I do think there's some truth to this passage:

Prejudice against homosexuals is about cross-gender behaviors. [...] On the occasions when guys have screamed “FAGGOT!” out of their car windows at me, it wasn’t because I was hand in hand or making out with my boyfriend (or theirs!) It was because I was walking. I was just walking, and there was something about my walk, my clothes, my hair, who knows, which they processed as inappropriately unmasculine.

Earlier this week I watched an interview with Helen Joyce where she said the same thing: https://youtu.be/OygT20clGfM?t=3380

What people used to know — and have almost deliberately forgotten — is that gay people are highly gender non-conforming.

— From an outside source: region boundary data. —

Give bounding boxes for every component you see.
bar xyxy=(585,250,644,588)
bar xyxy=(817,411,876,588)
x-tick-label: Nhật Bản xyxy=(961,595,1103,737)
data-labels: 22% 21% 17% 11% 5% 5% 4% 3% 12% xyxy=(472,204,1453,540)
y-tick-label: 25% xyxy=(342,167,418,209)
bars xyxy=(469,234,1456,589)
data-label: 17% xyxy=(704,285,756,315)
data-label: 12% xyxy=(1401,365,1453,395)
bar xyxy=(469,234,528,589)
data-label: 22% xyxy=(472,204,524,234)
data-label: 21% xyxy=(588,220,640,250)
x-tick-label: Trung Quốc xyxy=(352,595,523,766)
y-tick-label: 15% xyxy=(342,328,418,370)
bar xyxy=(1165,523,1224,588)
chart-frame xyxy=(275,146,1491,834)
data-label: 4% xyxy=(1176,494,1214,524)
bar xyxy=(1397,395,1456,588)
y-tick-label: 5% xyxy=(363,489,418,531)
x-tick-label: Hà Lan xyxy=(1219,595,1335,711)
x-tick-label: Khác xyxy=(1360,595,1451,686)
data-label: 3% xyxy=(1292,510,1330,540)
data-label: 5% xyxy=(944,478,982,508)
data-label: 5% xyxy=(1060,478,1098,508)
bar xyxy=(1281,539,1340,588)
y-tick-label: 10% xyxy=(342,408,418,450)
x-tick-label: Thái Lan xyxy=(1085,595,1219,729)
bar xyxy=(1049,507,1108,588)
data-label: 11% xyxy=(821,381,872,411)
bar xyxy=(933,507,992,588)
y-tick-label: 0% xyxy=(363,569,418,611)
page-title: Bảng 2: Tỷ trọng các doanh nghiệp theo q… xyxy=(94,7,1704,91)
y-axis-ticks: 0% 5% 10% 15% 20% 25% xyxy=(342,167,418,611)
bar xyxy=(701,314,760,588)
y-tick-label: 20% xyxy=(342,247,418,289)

Every homophobe in the world knows this. Like every dad who wants his son not to grow up gay, knows very, very well that if he looks at the three-year-old who's borrowing his big sister's tutu and saying, "I want to do ballet," he thinks, "Shit, I've got a gay son." And like, we're somehow meant to pretend that's not the case.

The correlation isn't 100%, but it is strong enough to be statically noteworthy. For a while people have been kinda trying to pretend it's not the case, and I don't think that's yielded anything useful. I do feel like subculture that we in this group are are part of doesn't quite now what to do with gender nonconformity? Like, we say it's fine, everyone should be themselves, etc. And that's great. But what we don't do is contextualize it, or say it means anything, or give it a social framework. And this conceptualization of gender non-conformity as basically a superfluous random detail... I mean, I think it works for some people, but I think there are other people who find that lacking.

A year or two ago, I was reading ''Boots of Leather, Slippers of Gold'', a historical book about the lesbian community in Buffalo New York from the 40s to the 60s. For them, the butch/femme culture was absolutely foundational. In the 70s, it fell away, and a more an androgynous version of lesbian social life, this one influenced by feminism which at the time often critiqued butch/femme subculture. I was thinking about how in butch/femme days, I doubt gender ideology would've made made any headway. There was already something else there to give lesbians a way to conceptualize gender expression. Like, the niche was already filled. But once that was gone, this new androgynous version of lesbian social life didn't last. A few decades later, young lesbians were once again reaching for a way to talk about gender expression and contextualize it socially, and now we've got this.

Even now, long after most of the butch/femme subculture has been left behind, the word "butch" has remained part of the vernacular. It's useful. It helps people make sense of things, and contextualize them within society. And every time Kai makes a post about how it's such a struggle to be a really gender non-conforming gay man, I think that the fact that gay men don't have any butch counterpart may be to their detriment.

I don't know. I think attaching meaning to gendered behavior is messy and iffy, but I also feel like basically we've already tried not doing it, we've run that experiment, and the results are in, and they're not very promising.

[–]fuck_reddit 3 insightful - 1 fun3 insightful - 0 fun4 insightful - 1 fun -  (1 child)

The only time I’ve had “faggot” yelled at me was when I was holding my bf’s hand and walking down the street. It definitely is about same-sex attraction. There’s a reason straight people are A-OK with trans people in “gay” relationships (ie. Iran and Russia).

[–]HelloMomo 1 insightful - 1 fun1 insightful - 0 fun2 insightful - 1 fun -  (0 children)

I think you're taking something different from the quote than I did. The person who wrote it was a TRA who's trying to argue that like... homophobia is actually just misdirected transphobia or something? I don't even know. It was written by a goofball and that clearly still bleeds through, even in short form.

The reason I quoted that section, though, is because anecdote rang true to me. It doesn't strike me like a made-up, inconceivable situation. That's not to say that men holding hands with their boyfriends don't also face street harassment! I'm not saying anything about that. When I say that his anecdote sounds believable, I mean only is that his anecdote sounds believable.